Grady's parents denied all the allegations. Their attempts to intervene directly were unsuccessful, so they enlisted the aunt's help. When the group attempted to visit Grady at a halfway house, an altercation ensued and the police eventually ordered the relatives to leave. Shortly afterwards, the District Attorney's office served the family with papers requesting a protective order to prohibit any contact with Grady.
At the hearing, Grady's charges were refuted by other evidence. Her gynecological records revealed no indication of any sexual activity, let alone abortion or childbirth, during the period of alleged systematic rape. Grady remembered her mother hitting her so hard that she broke her collarbone; her orthopedic records showed the break to be the result of a spill in her walker as a nine-month-old child. Finally, photographs of Grady taken a few days before she supposedly gave birth showed that, although overweight, she most certainly was not pregnant.
Her therapist never testified, because of what Grady said was a joint agreement to end the relationship just prior to trial. Ultimately, the protective order request was turned down for lack of evidence, but Grady and her parents have not seen each other since. Most important, there still is no evidence that her memories are real.
Gloria Grady's is only one instance of litigation involving repressed memories for childhood abuse. At age 28, Eileen Franklin accused her father of murdering her best friend 20 years earlier. She claimed to have flashbacks of the murder when looking at her own five-year-old daughter. Franklin's recollection changed over time to maintain consistency with what was known to be true and offered nothing in the way of new proof. Her father was tried and convicted of the murder. The verdict was based solely on Eileen Franklin's memory.

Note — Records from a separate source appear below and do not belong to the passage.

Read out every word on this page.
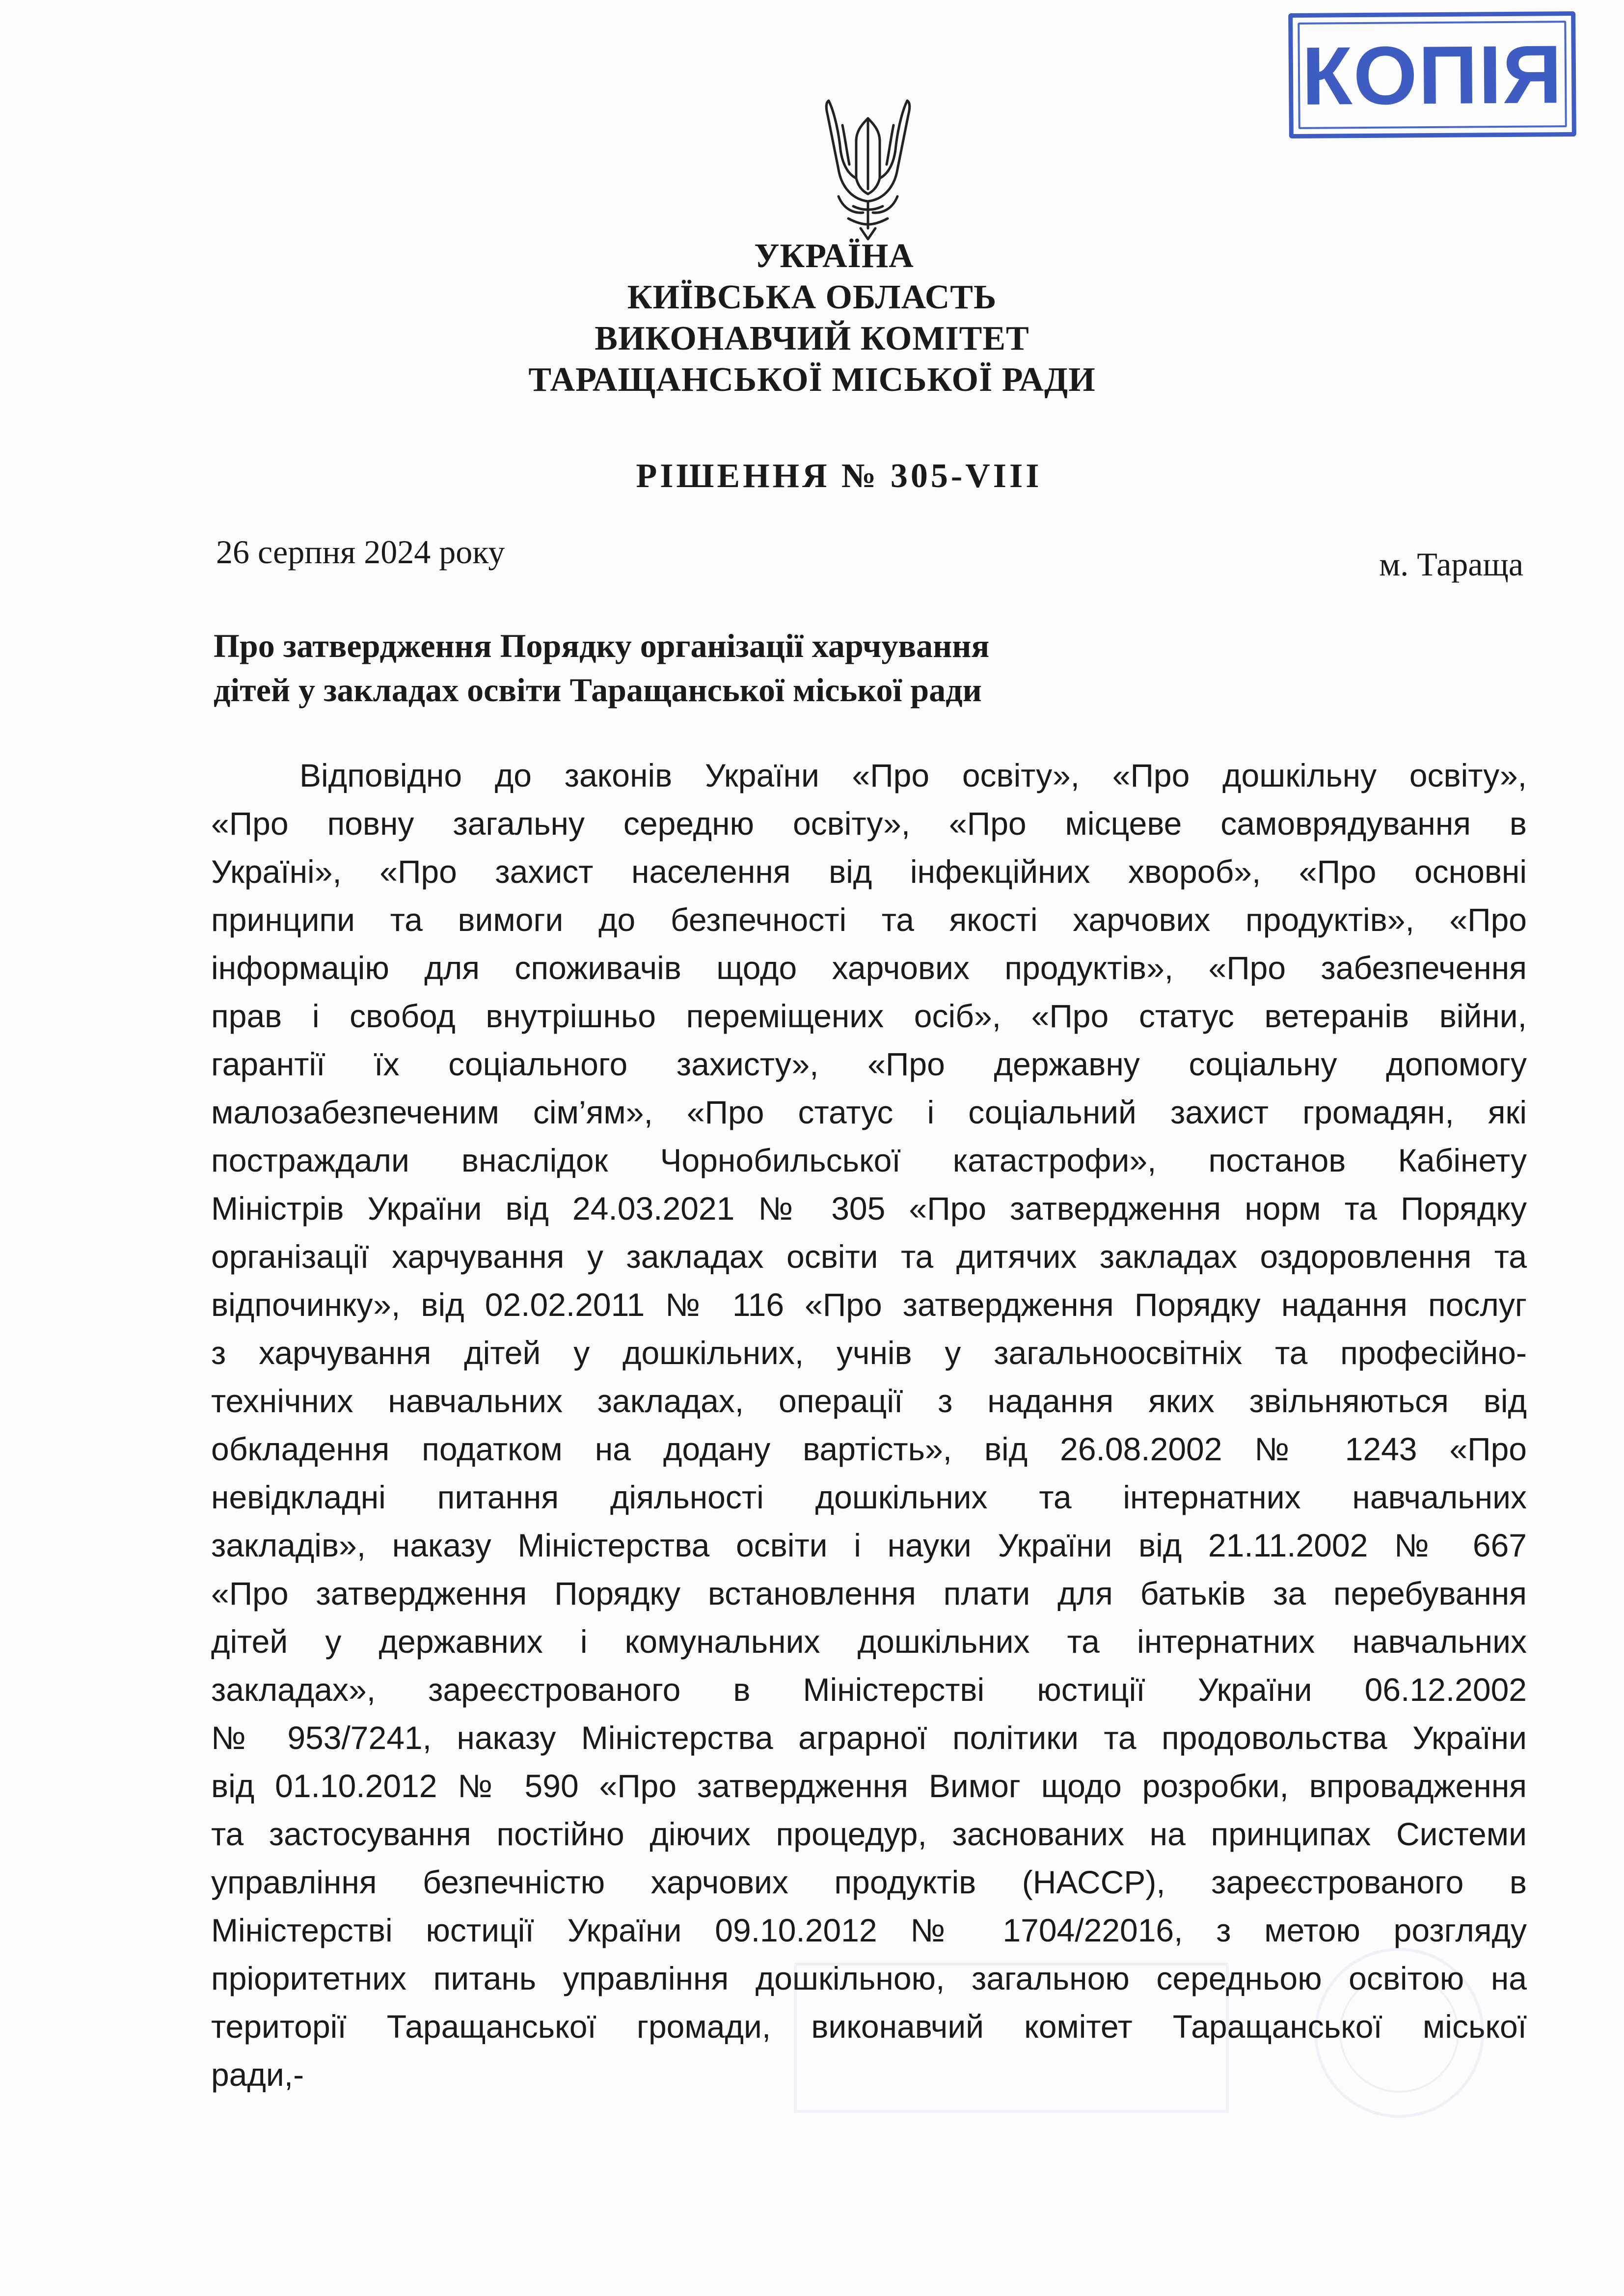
КОПІЯ
УКРАЇНА
КИЇВСЬКА ОБЛАСТЬ
ВИКОНАВЧИЙ КОМІТЕТ
ТАРАЩАНСЬКОЇ МІСЬКОЇ РАДИ
РІШЕННЯ № 305-VIII
26 серпня 2024 року	м. Тараща
Про затвердження Порядку організації харчування
дітей у закладах освіти Таращанської міської ради
Відповідно до законів України «Про освіту», «Про дошкільну освіту»,
«Про повну загальну середню освіту», «Про місцеве самоврядування в
Україні», «Про захист населення від інфекційних хвороб», «Про основні
принципи та вимоги до безпечності та якості харчових продуктів», «Про
інформацію для споживачів щодо харчових продуктів», «Про забезпечення
прав і свобод внутрішньо переміщених осіб», «Про статус ветеранів війни,
гарантії їх соціального захисту», «Про державну соціальну допомогу
малозабезпеченим сім’ям», «Про статус і соціальний захист громадян, які
постраждали внаслідок Чорнобильської катастрофи», постанов Кабінету
Міністрів України від 24.03.2021 № 305 «Про затвердження норм та Порядку
організації харчування у закладах освіти та дитячих закладах оздоровлення та
відпочинку», від 02.02.2011 № 116 «Про затвердження Порядку надання послуг
з харчування дітей у дошкільних, учнів у загальноосвітніх та професійно-
технічних навчальних закладах, операції з надання яких звільняються від
обкладення податком на додану вартість», від 26.08.2002 № 1243 «Про
невідкладні питання діяльності дошкільних та інтернатних навчальних
закладів», наказу Міністерства освіти і науки України від 21.11.2002 № 667
«Про затвердження Порядку встановлення плати для батьків за перебування
дітей у державних і комунальних дошкільних та інтернатних навчальних
закладах», зареєстрованого в Міністерстві юстиції України 06.12.2002
№ 953/7241, наказу Міністерства аграрної політики та продовольства України
від 01.10.2012 № 590 «Про затвердження Вимог щодо розробки, впровадження
та застосування постійно діючих процедур, заснованих на принципах Системи
управління безпечністю харчових продуктів (НАССР), зареєстрованого в
Міністерстві юстиції України 09.10.2012 № 1704/22016, з метою розгляду
пріоритетних питань управління дошкільною, загальною середньою освітою на
території Таращанської громади, виконавчий комітет Таращанської міської
ради,-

Repressed memories are not just an experience of ordinary people; many famous individuals are going public with their own stories. Actress Roseanne Arnold made the cover of People magazine with her recollections of sexual abuse. Arnold said that, while in therapy, she began to recover memories of her mother abusing her from infancy to the time she was about six or seven years old. Three months earlier, former Miss America Marilyn Van Derbur appeared in the same magazine, claiming to have repressed memories of sexual abuse by her father until she was 24 and he had died. Indeed, the phenomenon seems so widespread among the rich and famous that a few sessions with a therapist to recover lost childhood memories may become the 1990s version of checking into the Betty Ford Clinic.
Childhood sexual abuse is a genuine, horrendous problem by even the most conservative estimates. For a long time in our society, the general abuse and neglect of children virtually was ignored, or thought of as "undefined" in the way that it was impossible for a husband to rape his wife. In Massachusetts, it became illegal to abuse an animal before it was against the law to abuse a child. Enormous progress has been made in forcing society to recognize the reality of child abuse.
Perhaps previous generations have left a legacy of collective national guilt, because the reality of childhood sexual abuse was ignored for so long. Now, some are wondering if the pendulum hasn't swung too far in the direction of seeing sexual abuse everywhere. When memories are absent for decades, some therapists are insistent that sexual abuse must have occurred. They propose that the client is in "denial" or has otherwise "split off" from the pain of the incident, and thus can not remember anything. These therapists maintain that they can use a variety of strategies to help unearth the lost memories they see as a necessary step for resolving the pain and imbalance the client has carried forward to the present.